1. Field of the Invention
The present invention relates to a high-average-power fiber laser system which utilizes a multi-mode dual-clad fiber amplifier in order to generate a higher average power which includes compensation for undesirable multiple modes by way of phase conjugation.
2. Description of the Prior Art
High power laser weapon systems are generally known in the art. An example of such a high power laser system is disclosed in commonly owned U.S. Pat. No. 5,198,607. Such laser weapon systems normally include a high power laser weapon and a tracking system for locking the high power laser on a target, such as a ballistic missile, cruise missile, bomber or the like. Such laser weapons are used to destroy or "kill" such targets.
Such laser weapon systems are known to employ relatively large chemical lasers. However, such chemical lasers have several drawbacks. For example, such chemical lasers are relatively bulky and relatively inefficient and require highly reactive chemical fuels. As such, a need has developed to provide relatively efficient compact laser weapons. Although such known fiber laser systems are relatively compact and efficient, such fiber lasers have heretofore had insufficient power output for use in laser weapon systems. More particularly, such fiber lasers are known to include a single mode dual-clad optical fiber. More particularly, the optical fiber includes a core, for example, formed from SiO.sub.2 and doped with a rare earth metal, such as, Yb or Nd, Er or other rare earth ions. The doped core is clad by two different cladding layers having different indices of refraction to cause the total internal reflection of the light within the optic fiber to form a single mode fiber. Examples of such optical fibers used for fiber laser are disclosed in U.S. Pat. Nos. 4,815,079; 5,087,108; 5,218,665; 5,291,501; 5,461,692; 5,530,709; and 5,566,196. Such fiber lasers are known to be diode pumped and generate relatively low average power levels, for example, up to 50 watts, which is limited by optically induced damage in the small single-mode core. Unfortunately, such relatively low power levels of fibers lasers have made them unsuitable for some applications including defense applications.
Various attempts have been made to increase the average power output of such fiber lasers. Examples of such attempts are disclosed in U.S. Pat. Nos. 5,121,460 and 5,373,576. Such attempts generally involve the use of relatively complex optical fibers. For example, the '460 patent teaches the use of an optical fiber having a neodymium doped primary core surrounded by a first elliptically shaped multi-mode cladding of fused silica. A samarium doped secondary core is formed around the primary core within the first layer of cladding. The secondary core is utilized for suppressing higher order modes.

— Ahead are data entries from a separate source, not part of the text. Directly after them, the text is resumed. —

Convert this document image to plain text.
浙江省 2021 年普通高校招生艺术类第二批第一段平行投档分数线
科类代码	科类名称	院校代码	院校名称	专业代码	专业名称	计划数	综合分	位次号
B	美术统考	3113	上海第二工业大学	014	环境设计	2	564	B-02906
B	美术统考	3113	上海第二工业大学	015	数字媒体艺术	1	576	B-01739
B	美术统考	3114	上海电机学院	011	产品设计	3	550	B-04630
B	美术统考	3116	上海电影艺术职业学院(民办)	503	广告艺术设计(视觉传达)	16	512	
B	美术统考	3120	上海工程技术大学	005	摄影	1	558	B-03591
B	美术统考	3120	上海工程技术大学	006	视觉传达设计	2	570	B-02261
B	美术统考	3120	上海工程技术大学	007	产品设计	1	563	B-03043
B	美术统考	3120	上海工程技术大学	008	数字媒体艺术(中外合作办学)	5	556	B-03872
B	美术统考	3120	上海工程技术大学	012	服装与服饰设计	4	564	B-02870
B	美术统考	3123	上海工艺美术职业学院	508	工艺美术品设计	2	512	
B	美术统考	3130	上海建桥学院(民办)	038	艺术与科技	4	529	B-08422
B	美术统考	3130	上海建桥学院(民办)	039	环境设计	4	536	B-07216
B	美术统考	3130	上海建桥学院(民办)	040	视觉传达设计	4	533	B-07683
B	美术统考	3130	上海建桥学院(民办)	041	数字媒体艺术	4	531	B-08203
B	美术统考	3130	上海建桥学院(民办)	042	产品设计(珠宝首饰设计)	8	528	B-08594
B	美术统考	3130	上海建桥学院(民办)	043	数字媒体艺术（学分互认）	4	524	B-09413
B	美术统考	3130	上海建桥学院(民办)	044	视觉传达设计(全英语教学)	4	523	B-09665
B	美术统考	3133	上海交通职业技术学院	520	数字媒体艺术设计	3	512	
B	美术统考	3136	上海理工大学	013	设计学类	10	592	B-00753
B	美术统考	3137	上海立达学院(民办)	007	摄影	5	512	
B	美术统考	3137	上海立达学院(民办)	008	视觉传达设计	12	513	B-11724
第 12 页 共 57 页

The '576 patent also discloses the use of a relatively complex high average power optical fiber. More particularly, the '576 patent discloses an optical fiber formed, with a doped core surrounded by a first multi-mode cladding layer formed from, for example, fused silica. A second cladding layer is formed around the first cladding layer and formed from a cross-link polymeric material having a liquid component. The optical fibers disclosed in the '460 and '576 patents are relatively complex. Thus, there is a need for a relatively high average power fiber laser that utilizes relatively less complex optical fibers than known systems.